Background The differential diagnosis of disorders of consciousness is challenging. The rate of misdiagnosis is approximately 40%, and new methods are required to complement bedside testing, particularly if the patient’s capacity to show behavioral signs of awareness is diminished.

Methods At two major referral centers in Cambridge, United Kingdom, and Liege, Belgium, we performed a study involving 54 patients with disorders of consciousness. We used functional magnetic resonance imaging (MRI) to assess each patient’s ability to generate willful, neuroanatomically specific, blood-oxygenation-level–dependent responses during two established mental-imagery tasks. A technique was then developed to determine whether such tasks could be used to communicate yes-or-no answers to simple questions.

Results Of the 54 patients enrolled in the study, 5 were able to willfully modulate their brain activity. In three of these patients, additional bedside testing revealed some sign of awareness, but in the other two patients, no voluntary behavior could be detected by means of clinical assessment.

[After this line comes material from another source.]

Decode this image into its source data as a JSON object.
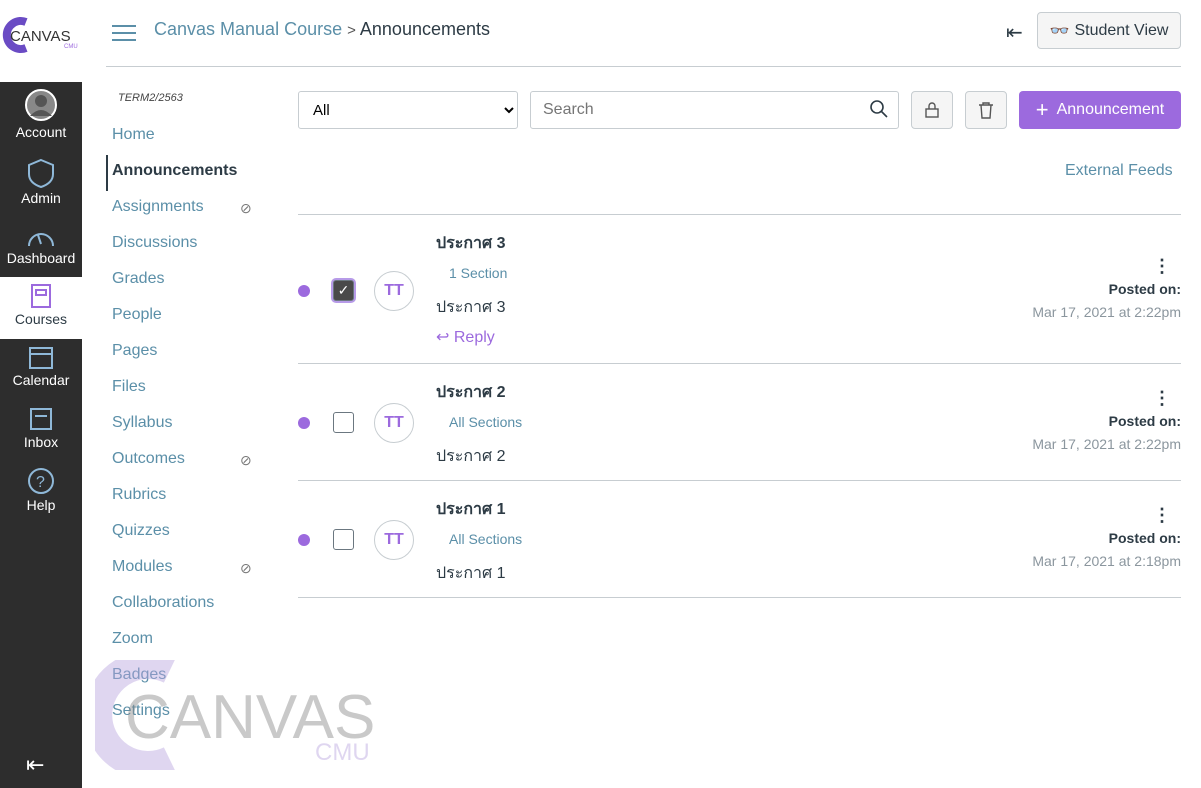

One patient was able to use our technique to answer yes or no to questions during functional MRI; however, it remained impossible to establish any form of communication at the bedside.

Conclusions These results show that a small proportion of patients in a vegetative or minimally conscious state have brain activation reflecting some awareness and cognition. Careful clinical examination will result in reclassification of the state of consciousness in some of these patients. This technique may be useful in establishing basic communication with patients who appear to be unresponsive.

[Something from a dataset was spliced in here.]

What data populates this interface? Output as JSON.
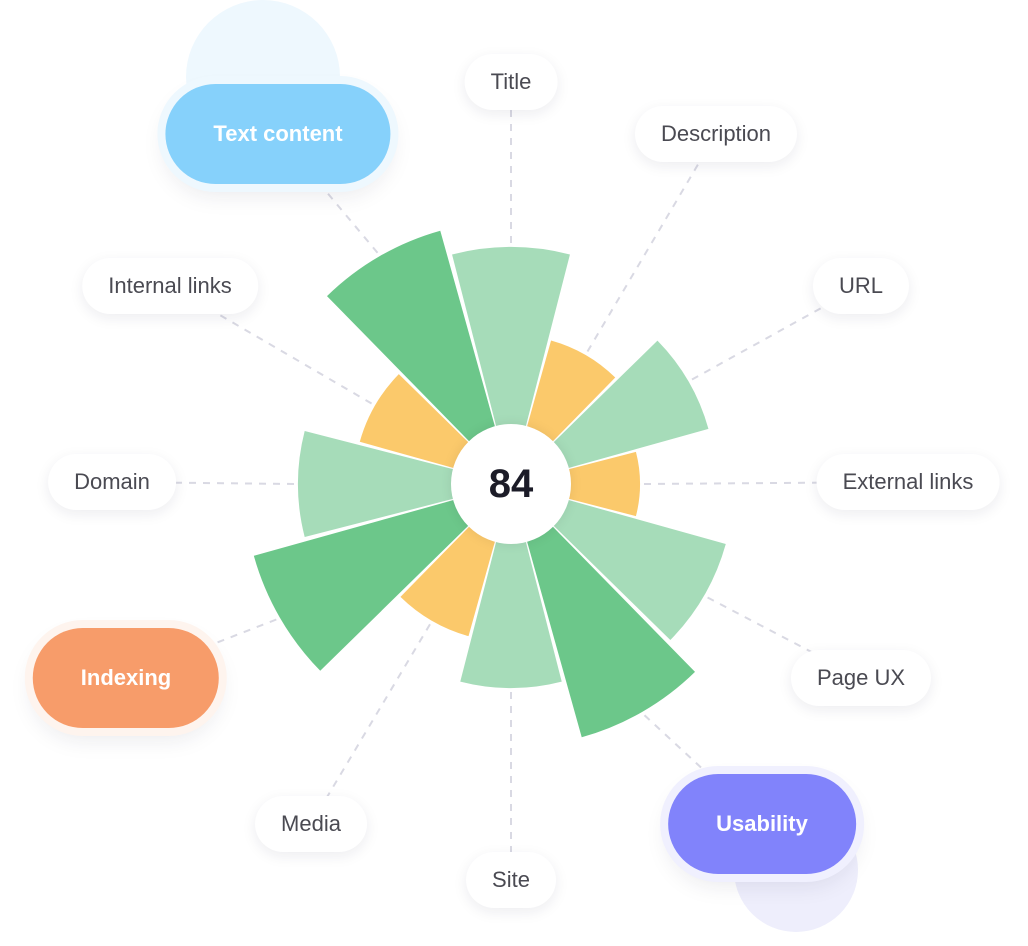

In summary, the results of this study show the potential for functional MRI to bridge the dissociation that can occur between behavior that is readily observable during a standardized clinical assessment and the actual level of residual cognitive function after serious brain injury.14,15,16 Thus, among 23 patients who received a diagnosis of being in a vegetative state on admission, 4 were shown to be able to willfully modulate their brain activity through mental imagery; this fact is inconsistent with the behavioral diagnosis. In two of these patients, however, subsequent assessment at the bedside revealed some behavioral evidence of awareness, a finding that underscores the importance of thorough clinical examination for reducing the rate of misdiagnosis in such patients. Nonetheless, in the two remaining patients, no evidence of awareness could be detected at the bedside by an experienced clinical team, even after the results of the functional MRI examination were known. This finding indicates that, in some patients, motor function can be so impaired that bedside assessments based on the presence or absence of a behavioral response may not reveal awareness, regardless of how thoroughly and carefully they are administered. In patients without a behavioral response, it is clear that functional MRI complements existing diagnostic tools by providing a method for detecting covert signs of residual cognitive function17,18,19,20 and awareness.10

In addition, this study showed that in one patient with severe impairment of consciousness, functional MRI established the patient’s ability to communicate solely by modulating brain activity, whereas this ability could not be established at the bedside. In the future, this approach could be used to address important clinical questions. For example, patients could be asked if they are feeling any pain, and this information could be useful in determining whether analgesic agents should be administered. With further development, this technique could be used by some patients to express their thoughts, control their environment, and increase their quality of life.